Today, Muslims around the world will be celebrating the holy festival of Eid al-Adha.
The festival falls on the 12th day of Dhu al-Hijjah – the 10th and final month of the Muslim lunar calendar.
It commemorates the story of the prophet Ibrahim, who was prepared to sacrifice his own son, Ismael, for God.
But the command was a test, and before Ibrahim could carry out the sacrifice, God stopped him and spared Ismael.
Muslims honour this tale, and its message of devotion, by praying together, feasting and exchanging gifts.
In some countries it is traditional to celebrate Eid al-Adha by sacrificing an animal, and dividing the meat equally between family at home, relatives and the less fortunate.
What does Eid Mubarak mean?
Muslims will wish each other “Eid Mubarak” during the festivals of Eid al-Adha and Eid al-Fitr.
This literally translates as “blessed festival” or “blessed celebration”, but its meaning is essentially “happy Eid”.

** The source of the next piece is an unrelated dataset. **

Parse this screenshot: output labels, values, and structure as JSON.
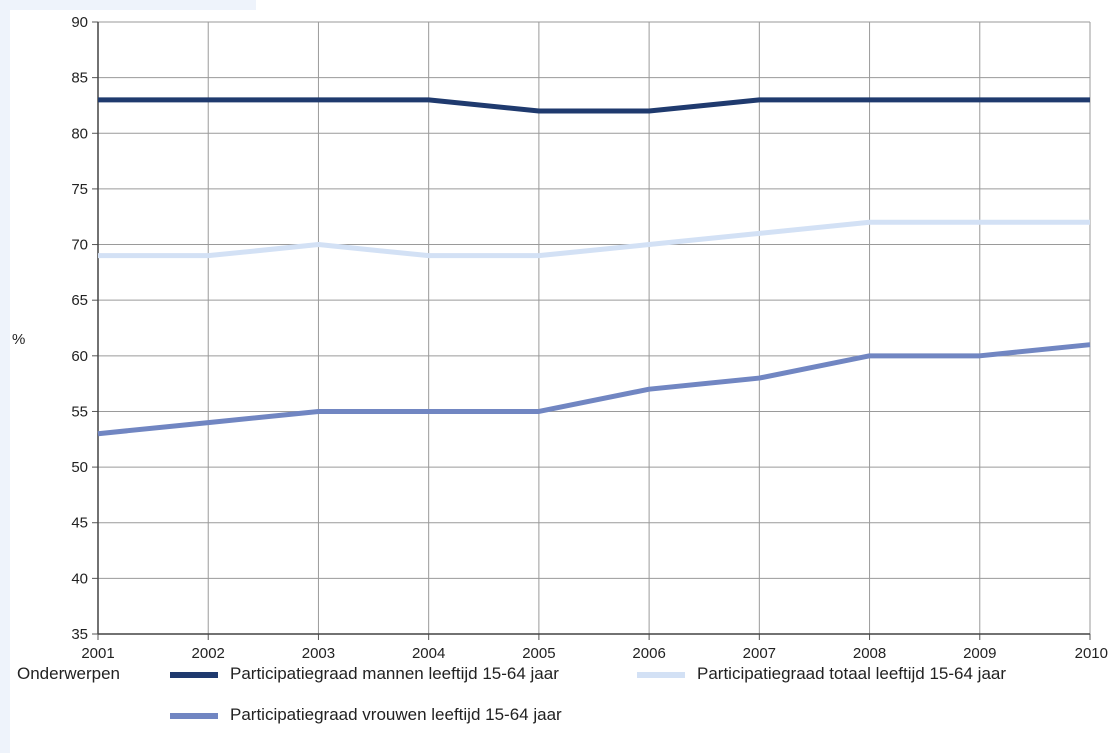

If someone wishes you an Eid Mubarak, you can reply by saying “Khair Mubarak”, which wishes goodwill on the person who greeted you.
Eid al-Adha lasts for four days, and will end on Monday 3 August.
Muslims will begin their celebrations this morning with a prayer known as Eid Salat, or the Eid congregational prayer.
Communities come together to perform this prayer in open congregations.
After prayers have concluded, Muslims embrace, wish each other Eid Mubarak, give gifts, and visit one another at home.
This year Eid celebrations will be limited by the lockdown coronavirus restrictions.